Local News
Family ties to university help form partership
ADA — Their families have had ties to East Central University and known each other for decades, but Phyllis Kunze and John Hargrave never met until Hargrave became ECU’s president last July.
Kunze, who was CEO of the East Central Credit Union at the time, brought him one of the first “tigers” in his growing collection that represents ECU’s mascot. By the time Kunze was named executive director of the ECU Foundation Inc. on Sept. 1, they already had discovered many family connections.
“President Hargrave is very supportive, energetic and ECU oriented,” Kunze said. “He is one of the easiest persons I’ve ever gotten acquainted with.”
Both feel they have established a solid partnership for strengthening the foundation and growing its assets to provide more scholarships to students and help meet other needs of the university.
“I think our families’ connections and love for East Central University over the last 70 years give both of us an added incentive to work together to increase the number of endowments and gifts to the foundation,” Kunze said.
“We understand,” Hargrave added, “that a foundation scholarship often can be the difference whether a student is able to finish a college degree.
“And the Hallie Brown Ford Fine Arts Center is an excellent example of how even small donations to the foundation can be used to fund a variety of things. We could not have afforded to complete this facility without the foundation’s help,” he said.
Kunze’s father, the late Dr. James O. Danley, was chairman of the Mathematics Department when he died in 1980 and was ECU’s first dean of graduate studies and continuing education.
She also is the daughter of the late Wanita Danley-Plunk who taught in the English and Languages Department for more than a decade. She retired in 1994 and died in 2007.
Kunze, both her parents, her brother, Forrest Danley, and sister, the late Mari Lea Danley Davis, all graduated from ECU. In fact, Hargrave and Davis were ECU students at the same time and were involved in theatre productions together.
Hargrave later hired Forrest Danley as a legal intern in his law firm. Danley now is an attorney in Edmond.
Hargrave’s grandparents, Hubert and Daisy Hargrave, also attended ECU. His parents, Rudolph and Madeline Hargrave, met on the campus and his mother was a cheerleader. Hargrave and his sisters, Cindy Keefer and Jana Howard, not only graduated from ECU but also met their spouses at the university.
Hargrave’s mother and one of his aunts have master’s degrees from ECU and his son Jeff attended ECU for two years.
The original Linscheid Library where Hargrave once studied is now Danley Hall, named in Kunze’s father’s honor, and is where Hargrave works in the President’s Office.

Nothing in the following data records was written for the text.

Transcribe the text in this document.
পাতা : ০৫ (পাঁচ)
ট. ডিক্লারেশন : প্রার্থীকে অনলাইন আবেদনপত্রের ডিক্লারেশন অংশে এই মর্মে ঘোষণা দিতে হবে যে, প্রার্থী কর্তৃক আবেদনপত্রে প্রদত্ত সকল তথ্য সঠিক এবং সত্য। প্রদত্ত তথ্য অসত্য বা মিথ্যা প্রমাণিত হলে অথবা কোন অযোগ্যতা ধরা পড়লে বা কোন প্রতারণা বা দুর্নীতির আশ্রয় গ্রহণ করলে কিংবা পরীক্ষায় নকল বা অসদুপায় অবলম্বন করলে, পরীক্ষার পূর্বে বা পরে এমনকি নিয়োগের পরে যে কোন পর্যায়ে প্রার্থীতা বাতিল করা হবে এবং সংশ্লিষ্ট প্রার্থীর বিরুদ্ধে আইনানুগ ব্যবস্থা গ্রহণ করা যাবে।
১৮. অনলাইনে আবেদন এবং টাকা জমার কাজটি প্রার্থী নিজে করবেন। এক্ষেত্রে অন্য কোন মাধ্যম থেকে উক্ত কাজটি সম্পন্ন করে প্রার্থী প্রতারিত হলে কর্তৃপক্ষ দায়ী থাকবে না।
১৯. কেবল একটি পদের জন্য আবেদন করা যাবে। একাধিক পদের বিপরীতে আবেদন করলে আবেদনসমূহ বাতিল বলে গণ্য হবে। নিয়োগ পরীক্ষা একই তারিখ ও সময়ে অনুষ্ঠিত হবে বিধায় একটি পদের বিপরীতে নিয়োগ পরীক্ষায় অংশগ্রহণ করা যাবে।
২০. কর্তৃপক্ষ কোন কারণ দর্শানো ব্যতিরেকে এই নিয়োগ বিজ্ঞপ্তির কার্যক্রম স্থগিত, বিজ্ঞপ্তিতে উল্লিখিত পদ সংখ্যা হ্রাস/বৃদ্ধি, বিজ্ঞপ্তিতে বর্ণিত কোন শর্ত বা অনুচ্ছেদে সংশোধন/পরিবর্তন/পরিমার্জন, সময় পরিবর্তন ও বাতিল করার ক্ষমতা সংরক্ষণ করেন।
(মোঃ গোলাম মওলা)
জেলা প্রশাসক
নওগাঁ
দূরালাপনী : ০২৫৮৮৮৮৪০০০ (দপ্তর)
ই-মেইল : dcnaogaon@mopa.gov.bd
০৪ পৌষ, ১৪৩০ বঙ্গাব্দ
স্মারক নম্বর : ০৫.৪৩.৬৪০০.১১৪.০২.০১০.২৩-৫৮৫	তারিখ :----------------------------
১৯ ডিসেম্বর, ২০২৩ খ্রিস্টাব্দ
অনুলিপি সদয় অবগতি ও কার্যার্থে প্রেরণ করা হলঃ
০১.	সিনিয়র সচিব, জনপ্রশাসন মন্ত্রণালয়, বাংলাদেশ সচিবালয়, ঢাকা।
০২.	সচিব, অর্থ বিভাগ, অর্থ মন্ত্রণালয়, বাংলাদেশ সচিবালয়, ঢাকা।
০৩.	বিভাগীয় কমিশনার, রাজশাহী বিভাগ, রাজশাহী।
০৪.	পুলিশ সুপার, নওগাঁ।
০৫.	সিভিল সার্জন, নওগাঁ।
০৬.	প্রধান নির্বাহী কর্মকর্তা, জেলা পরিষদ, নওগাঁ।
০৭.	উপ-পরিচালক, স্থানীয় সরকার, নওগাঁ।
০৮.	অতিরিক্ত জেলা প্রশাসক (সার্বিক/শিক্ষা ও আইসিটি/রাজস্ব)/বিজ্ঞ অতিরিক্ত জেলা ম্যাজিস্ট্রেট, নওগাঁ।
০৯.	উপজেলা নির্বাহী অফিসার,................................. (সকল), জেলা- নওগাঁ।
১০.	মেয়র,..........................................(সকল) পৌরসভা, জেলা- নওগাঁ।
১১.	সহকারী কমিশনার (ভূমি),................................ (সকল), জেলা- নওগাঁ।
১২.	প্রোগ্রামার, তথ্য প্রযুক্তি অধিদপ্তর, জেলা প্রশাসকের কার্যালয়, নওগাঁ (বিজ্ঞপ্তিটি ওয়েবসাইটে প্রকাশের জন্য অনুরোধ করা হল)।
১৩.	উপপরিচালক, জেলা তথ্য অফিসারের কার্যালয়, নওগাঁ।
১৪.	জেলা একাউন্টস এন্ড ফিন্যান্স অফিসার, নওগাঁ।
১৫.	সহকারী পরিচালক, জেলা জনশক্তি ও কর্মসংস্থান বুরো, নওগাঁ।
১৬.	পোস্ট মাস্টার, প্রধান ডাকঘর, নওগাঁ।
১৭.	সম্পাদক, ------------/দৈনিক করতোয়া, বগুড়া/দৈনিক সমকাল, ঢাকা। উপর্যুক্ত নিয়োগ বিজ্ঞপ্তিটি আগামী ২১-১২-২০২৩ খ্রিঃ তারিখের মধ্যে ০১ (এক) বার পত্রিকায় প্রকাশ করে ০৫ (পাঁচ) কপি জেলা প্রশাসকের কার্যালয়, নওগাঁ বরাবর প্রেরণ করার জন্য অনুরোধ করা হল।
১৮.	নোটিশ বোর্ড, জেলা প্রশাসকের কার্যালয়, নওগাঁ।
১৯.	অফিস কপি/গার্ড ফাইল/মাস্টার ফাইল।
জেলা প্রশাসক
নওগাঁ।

Hargrave said he also has known several of the ECU Foundation’s board members over the years.
“I am so pleased that Phyllis was chosen by our foundation board. Her skills and competency are outstanding,” Hargrave said. “During my first foundation board meeting I noticed that Phyllis, as a board member, paid close attention to detail and asked several pointed questions.”
Kunze previously was one of the board’s 25 members. The foundation has approximately $20 million in assets and more than 500 members across the country who support the university. Interest income earned from endowments and donations to the foundation fund numerous scholarships for ECU students.
The foundation, which was organized in 1970, also raised funds to help complete the Pat O’Neal Strength and Conditioning Center, furnish the new Linscheid Library, construct the Frank Crabtree Sr. Honor Plaza, and restore the President’s Home and construct the Sterling L. Williams Foundation and Alumni Center.